The original, MkII, version of the group had established a blues style that was straightforward, fairly basic, with little in the way of arrangements or clever harmonies. Now, Roy as a trained musician , was to raise the musicality of the band with more interesting song structures and more sophisticated chordings. The blues based programme was being extended with the introduction of more jazzy, soulful numbers including Jimmy Smith instrumentals..
Under Roy's direction the group entered a period of concentrated rehearsal to learn the new programme.
Whether this change in style was beneficial or not is open to debate. The band was still riding on their Ready Steady Win legacy and still playing in dance halls all over the country where the teenage audiences came to see and hear the group that they remembered from the TV show; not necessarily the cooler, jazzy outfit that the Runners were becoming.
By this time the dust had settled on the release of the first single and the boys were under pressure from their publisher, Keith Prowse Music, to come up with a follow up disk. Another change that had happened since the failure of 'I'm a Bo Street Runner' to chart was that Decca had 'sold' the group to Columbia Records.
A style of music that was beginning to float across the Atlantic at this time was 'Soul' and although it had yet to make much impact on the record buying public it was attracting the interest of British bands; the prime example being that of Georgie Fame and he Blue Flames. One of the prime movers in this 'new' music was James Brown and it just so happened that the 'Runners' publisher, KPM, held the copyright to all of his material.
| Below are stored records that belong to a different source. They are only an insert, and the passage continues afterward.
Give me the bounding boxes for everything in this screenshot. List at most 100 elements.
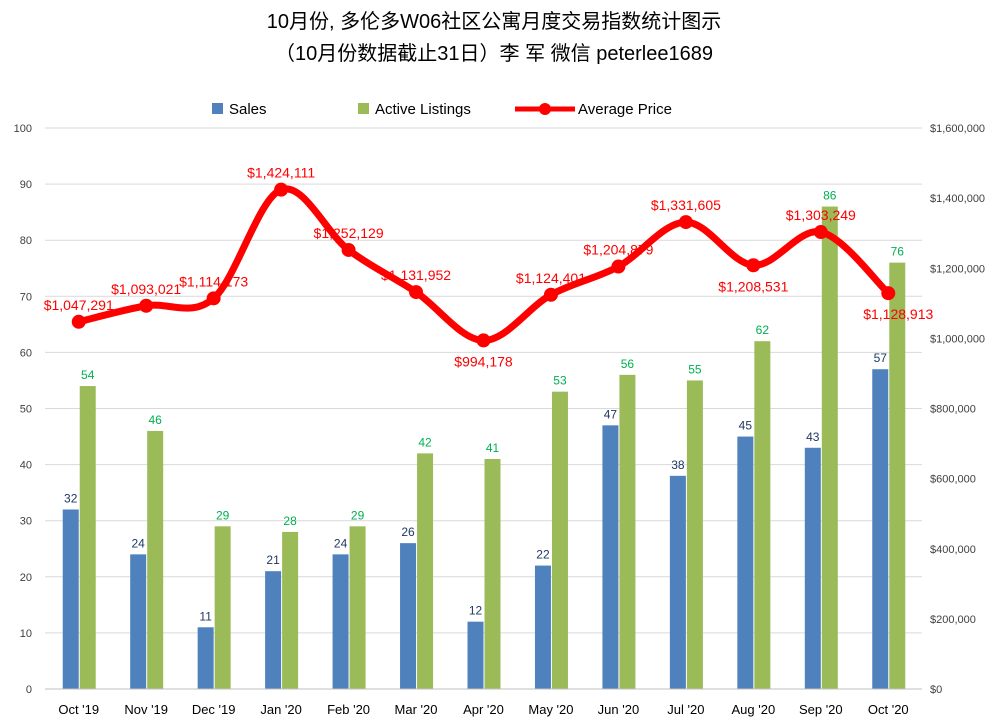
price-data-label: $1,047,291 [44, 297, 114, 313]
legend-label-listings: Active Listings [375, 101, 471, 118]
sales-data-label: 45 [739, 419, 753, 433]
listings-bar [821, 206, 838, 690]
sales-data-label: 38 [671, 458, 685, 472]
listings-bar [214, 526, 231, 689]
legend-label-sales: Sales [229, 101, 267, 118]
price-marker [813, 225, 828, 240]
y-tick-label: 50 [20, 404, 32, 416]
price-marker [409, 285, 424, 300]
listings-data-label: 56 [621, 357, 635, 371]
listings-data-label: 62 [756, 323, 770, 337]
listings-data-label: 29 [216, 508, 230, 522]
listings-bar [79, 386, 96, 689]
y-tick-label: 20 [20, 572, 32, 584]
sales-data-label: 11 [199, 609, 212, 623]
legend-swatch-listings [358, 103, 369, 114]
listings-data-label: 41 [486, 441, 500, 455]
y-tick-label: 10 [20, 628, 32, 640]
y-tick-label: 60 [20, 347, 32, 359]
listings-bar [349, 526, 366, 689]
sales-data-label: 32 [64, 491, 78, 505]
y-tick-label: 0 [26, 684, 32, 696]
listings-bar [147, 430, 164, 689]
price-marker [476, 333, 491, 348]
price-marker [206, 291, 221, 306]
x-tick-label: Jun '20 [598, 702, 640, 717]
sales-bar [400, 543, 417, 689]
price-marker [881, 286, 896, 301]
listings-data-label: 54 [81, 368, 95, 382]
listings-bar [417, 453, 434, 689]
legend-label-price: Average Price [578, 101, 672, 118]
price-data-label: $1,204,879 [583, 242, 653, 258]
x-tick-label: Sep '20 [799, 702, 843, 717]
chart-title-line2: （10月份数据截止31日）李 军 微信 peterlee1689 [275, 42, 713, 65]
sales-data-label: 26 [401, 525, 415, 539]
y-tick-label: 30 [20, 516, 32, 528]
price-data-label: $1,424,111 [247, 165, 315, 181]
x-tick-label: Feb '20 [327, 702, 370, 717]
y2-tick-label: $1,000,000 [930, 333, 985, 345]
sales-bar [804, 447, 821, 689]
y2-tick-label: $800,000 [930, 404, 976, 416]
price-marker [341, 242, 356, 257]
legend-swatch-sales [212, 103, 223, 114]
price-data-label: $1,131,952 [381, 267, 451, 283]
x-tick-label: Dec '19 [192, 702, 236, 717]
y2-tick-label: $1,600,000 [930, 123, 985, 135]
price-data-label: $994,178 [454, 353, 513, 369]
listings-data-label: 53 [553, 374, 567, 388]
sales-bar [467, 621, 484, 689]
legend: Sales Active Listings Average Price [212, 101, 672, 118]
listings-data-label: 76 [891, 245, 905, 259]
price-data-label: $1,114,173 [179, 273, 248, 289]
price-data-label: $1,252,129 [314, 225, 384, 241]
y-tick-label: 40 [20, 460, 32, 472]
sales-bar [265, 571, 282, 689]
listings-data-label: 28 [283, 514, 297, 528]
y2-tick-label: $600,000 [930, 474, 976, 486]
listings-data-label: 55 [688, 362, 702, 376]
price-marker [746, 258, 761, 273]
y-tick-label: 70 [20, 291, 32, 303]
listings-bar [619, 374, 636, 689]
sales-data-label: 57 [874, 351, 888, 365]
chart-title-line1: 10月份, 多伦多W06社区公寓月度交易指数统计图示 [267, 10, 721, 33]
price-marker [611, 259, 626, 274]
y-tick-label: 100 [14, 123, 32, 135]
price-data-label: $1,128,913 [863, 306, 933, 322]
listings-bar [484, 458, 501, 689]
sales-bar [130, 554, 147, 689]
sales-bar [872, 369, 889, 689]
sales-bar [62, 509, 79, 689]
price-data-label: $1,331,605 [651, 197, 721, 213]
price-marker [543, 287, 558, 302]
listings-data-label: 46 [149, 413, 163, 427]
price-data-label: $1,093,021 [111, 281, 181, 297]
listings-data-label: 29 [351, 508, 365, 522]
listings-bar [754, 341, 771, 689]
y2-tick-label: $1,200,000 [930, 263, 985, 275]
price-marker [71, 314, 86, 329]
price-data-label: $1,208,531 [718, 278, 788, 294]
sales-bar [332, 554, 349, 689]
sales-data-label: 43 [806, 430, 820, 444]
sales-bar [197, 627, 214, 689]
x-tick-label: Aug '20 [732, 702, 776, 717]
sales-data-label: 22 [536, 548, 550, 562]
price-data-label: $1,124,401 [516, 270, 586, 286]
x-tick-label: Jan '20 [260, 702, 302, 717]
y2-tick-label: $400,000 [930, 544, 976, 556]
x-tick-label: Mar '20 [395, 702, 438, 717]
x-tick-label: Apr '20 [463, 702, 504, 717]
listings-bar [551, 391, 568, 689]
sales-bar [534, 565, 551, 689]
legend-marker-price [539, 103, 551, 115]
sales-bar [669, 475, 686, 689]
listings-bar [686, 380, 703, 689]
y2-tick-label: $0 [930, 684, 942, 696]
listings-bar [889, 262, 906, 689]
sales-data-label: 24 [334, 536, 348, 550]
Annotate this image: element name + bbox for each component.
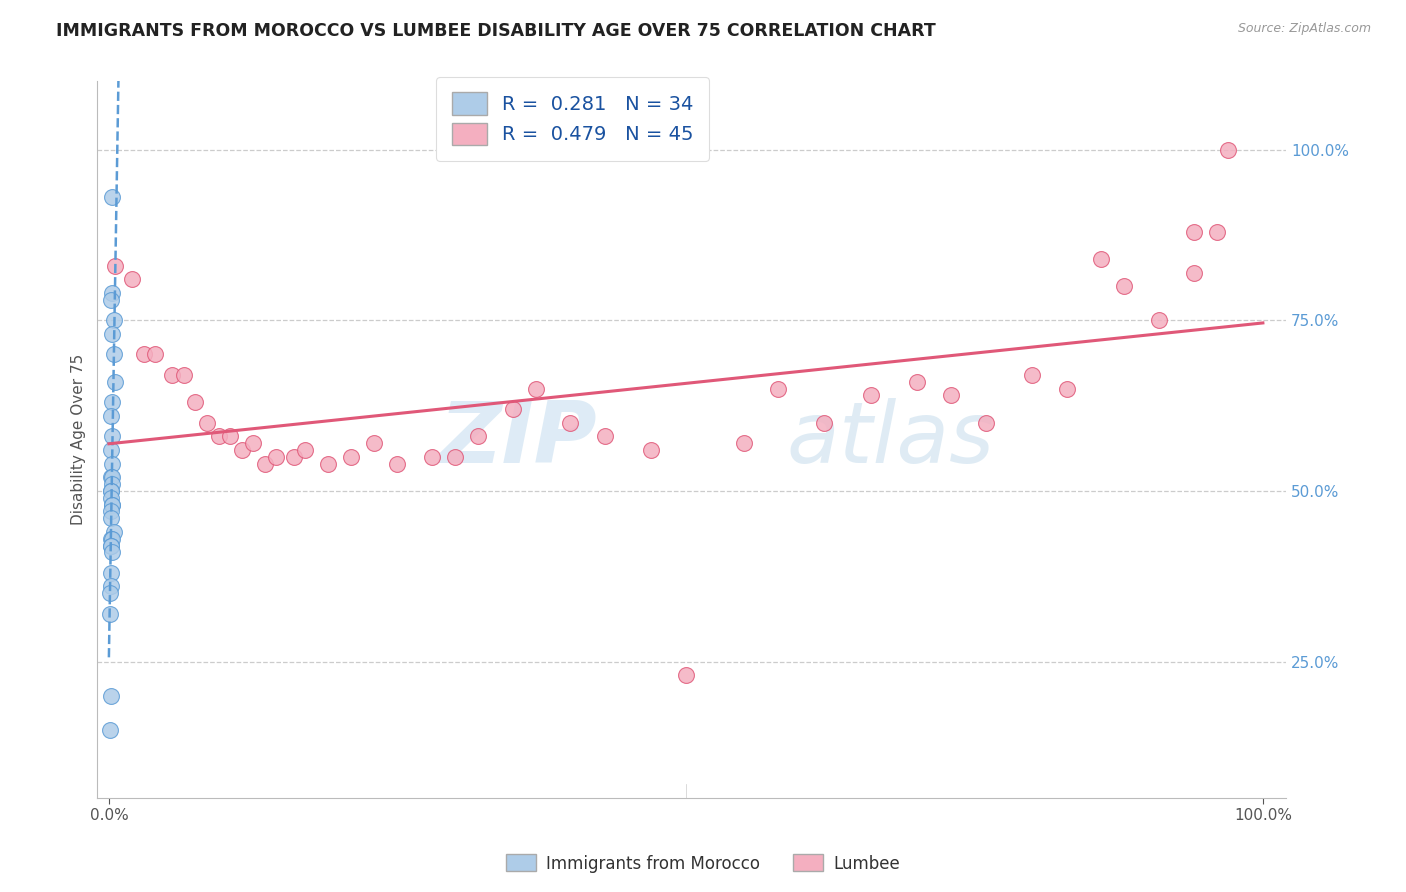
Point: [100, 491, 122, 505]
Point: [1182, 225, 1205, 239]
Y-axis label: Disability Age Over 75: Disability Age Over 75: [72, 354, 86, 525]
Point: [104, 375, 127, 389]
Text: ZIP: ZIP: [439, 398, 596, 482]
Point: [444, 450, 467, 464]
Point: [340, 450, 363, 464]
Point: [101, 190, 124, 204]
Point: [100, 409, 122, 423]
Point: [1182, 266, 1205, 280]
Point: [100, 293, 122, 307]
Point: [101, 498, 124, 512]
Point: [100, 470, 122, 484]
Point: [733, 436, 755, 450]
Point: [100, 566, 122, 580]
Point: [1218, 143, 1240, 157]
Point: [100, 539, 122, 553]
Point: [1147, 313, 1170, 327]
Point: [420, 450, 443, 464]
Point: [184, 395, 207, 409]
Point: [101, 498, 124, 512]
Point: [467, 429, 489, 443]
Point: [100, 442, 122, 457]
Point: [100, 483, 122, 498]
Point: [103, 347, 125, 361]
Point: [173, 368, 195, 382]
Point: [101, 532, 124, 546]
Point: [132, 347, 155, 361]
Point: [387, 457, 409, 471]
Point: [195, 416, 218, 430]
Point: [1056, 382, 1078, 396]
Point: [941, 388, 963, 402]
Point: [101, 470, 124, 484]
Point: [162, 368, 184, 382]
Point: [103, 524, 125, 539]
Legend: Immigrants from Morocco, Lumbee: Immigrants from Morocco, Lumbee: [499, 847, 907, 880]
Point: [98, 586, 121, 600]
Point: [103, 313, 125, 327]
Point: [101, 395, 124, 409]
Point: [294, 442, 316, 457]
Point: [101, 326, 124, 341]
Point: [1090, 252, 1112, 266]
Point: [101, 545, 124, 559]
Point: [98, 723, 121, 737]
Point: [100, 539, 122, 553]
Point: [101, 477, 124, 491]
Point: [104, 259, 127, 273]
Point: [253, 457, 276, 471]
Point: [101, 429, 124, 443]
Point: [316, 457, 339, 471]
Point: [231, 442, 253, 457]
Point: [859, 388, 882, 402]
Point: [101, 457, 124, 471]
Point: [1205, 225, 1227, 239]
Legend: R =  0.281   N = 34, R =  0.479   N = 45: R = 0.281 N = 34, R = 0.479 N = 45: [436, 77, 710, 161]
Point: [524, 382, 547, 396]
Text: atlas: atlas: [787, 398, 994, 482]
Point: [264, 450, 287, 464]
Point: [101, 286, 124, 301]
Point: [143, 347, 166, 361]
Point: [100, 504, 122, 518]
Point: [560, 416, 582, 430]
Point: [207, 429, 229, 443]
Point: [121, 272, 143, 286]
Text: IMMIGRANTS FROM MOROCCO VS LUMBEE DISABILITY AGE OVER 75 CORRELATION CHART: IMMIGRANTS FROM MOROCCO VS LUMBEE DISABI…: [56, 22, 936, 40]
Point: [766, 382, 789, 396]
Point: [100, 483, 122, 498]
Point: [1021, 368, 1043, 382]
Point: [905, 375, 928, 389]
Point: [1114, 279, 1136, 293]
Point: [363, 436, 385, 450]
Point: [100, 689, 122, 703]
Point: [502, 402, 524, 417]
Point: [640, 442, 662, 457]
Point: [100, 511, 122, 525]
Point: [219, 429, 242, 443]
Point: [242, 436, 264, 450]
Point: [675, 668, 697, 682]
Point: [593, 429, 616, 443]
Point: [100, 532, 122, 546]
Point: [813, 416, 835, 430]
Point: [283, 450, 305, 464]
Point: [974, 416, 997, 430]
Point: [98, 607, 121, 621]
Text: Source: ZipAtlas.com: Source: ZipAtlas.com: [1237, 22, 1371, 36]
Point: [100, 580, 122, 594]
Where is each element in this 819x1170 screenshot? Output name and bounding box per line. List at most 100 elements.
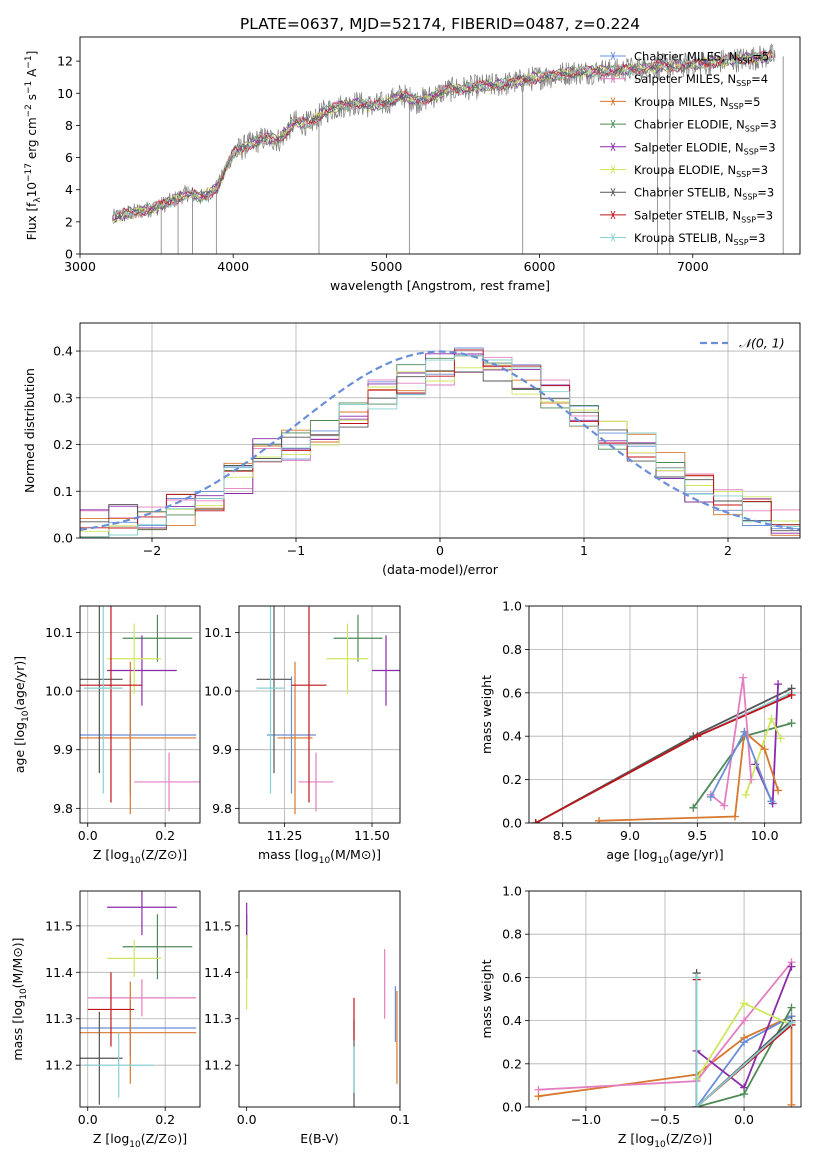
- errorbar-salpeter-miles: [87, 979, 197, 1017]
- y-tick-label: 0.8: [502, 927, 522, 942]
- series-point: [534, 1085, 543, 1094]
- errorbar-salpeter-stelib: [291, 606, 327, 803]
- y-tick-label: 1.0: [502, 599, 522, 614]
- series-point: [787, 1003, 796, 1012]
- x-axis-label: Z [log10(Z/Z⊙)]: [618, 1131, 712, 1150]
- y-tick-label: 0.0: [502, 1100, 522, 1115]
- x-tick-label: 0.0: [237, 1112, 257, 1127]
- legend-marker: [610, 165, 616, 174]
- legend-marker: [610, 97, 616, 106]
- x-axis-label: wavelength [Angstrom, rest frame]: [330, 278, 550, 293]
- legend-label: Chabrier ELODIE, NSSP=3: [634, 118, 777, 134]
- series-point: [692, 973, 701, 982]
- errorbar-chabrier-miles: [267, 676, 316, 794]
- x-tick-label: 10.0: [751, 828, 779, 843]
- axes-frame: [79, 322, 801, 539]
- y-tick-label: 0.0: [502, 816, 522, 831]
- errorbar-salpeter-elodie: [372, 635, 400, 706]
- legend-marker: [610, 119, 616, 129]
- x-tick-label: 0.0: [78, 828, 98, 843]
- legend-marker: [610, 233, 616, 242]
- x-tick-label: −1: [287, 543, 305, 558]
- series-point: [595, 816, 604, 823]
- y-tick-label: 0.2: [53, 437, 73, 452]
- errorbar-salpeter-elodie: [107, 635, 177, 706]
- mass_weight_vs_age-plot-area: [529, 606, 801, 823]
- residuals-plot-area: [80, 323, 800, 538]
- series-point: [740, 727, 749, 736]
- errorbar-chabrier-stelib: [256, 606, 292, 774]
- y-tick-label: 0.4: [502, 729, 522, 744]
- age_vs_Z-plot-area: [80, 606, 200, 823]
- x-tick-label: 2: [724, 543, 732, 558]
- x-tick-label: 4000: [217, 259, 249, 274]
- y-tick-label: 11.3: [204, 1011, 232, 1026]
- mass_weight_vs_Z-plot-area: [529, 891, 801, 1107]
- series-point: [741, 790, 750, 799]
- errorbar-salpeter-miles: [298, 752, 334, 812]
- series-point: [693, 732, 702, 741]
- series-point: [731, 812, 740, 821]
- series-line-kroupa-stelib: [695, 977, 793, 1107]
- errorbar-kroupa-miles: [80, 661, 197, 815]
- spectrum-legend: Chabrier MILES, NSSP=5 Salpeter MILES, NS…: [600, 50, 777, 247]
- axes-frame: [528, 605, 802, 824]
- series-point: [692, 1103, 701, 1107]
- errorbar-kroupa-elodie: [107, 623, 162, 694]
- legend-label: Kroupa STELIB, NSSP=3: [634, 231, 765, 247]
- model-line-salpeter-stelib: [112, 50, 773, 221]
- y-tick-label: 0.4: [53, 344, 73, 359]
- axes-frame: [238, 605, 401, 824]
- mass_vs_Z-plot-area: [80, 891, 200, 1107]
- errorbar-kroupa-stelib: [83, 1032, 154, 1098]
- y-tick-label: 9.8: [53, 801, 73, 816]
- y-tick-label: 10.1: [45, 625, 73, 640]
- x-tick-label: 8.5: [553, 828, 573, 843]
- x-axis-label: Z [log10(Z/Z⊙)]: [93, 847, 187, 866]
- series-point: [740, 999, 749, 1008]
- y-tick-label: 11.4: [204, 965, 232, 980]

It seemed an obvious step then to choose two James Brown numbers for the second single release; these were to be 'Tell me What You Gonna Do' and 'I Do Just What I Want'.
To enable them to record a more authentic soul sound a sixth member was recruited into the group; virtuoso saxophonist Dave Quincy, another established player on the London modern jazz scene.,
So back into the studio, with Columbia Records' producer Micky Most at the controls, the second single was laid down towards the end of January 1965. The event was not a happy one for the group as the producer had decided to hire several session musicians, including the legendary guitarist Jim Sullivan who recorded a spectacular solo on the A-side. Undeniably slick and professional the resulting record is not recognisably 'Bo Street Runners' compared to the first single with even singer John Dominic's voice having undergone a radical change of timbre!
'Tell Me What You Gonna Do' was released in February to a luke warm reception from the media and largely ignored by the public.
In retrospect it would seem to have been a mistake for the group and its managagement to have chosen such a radical change in musical direction and put out a disk that was so out of step with current trends.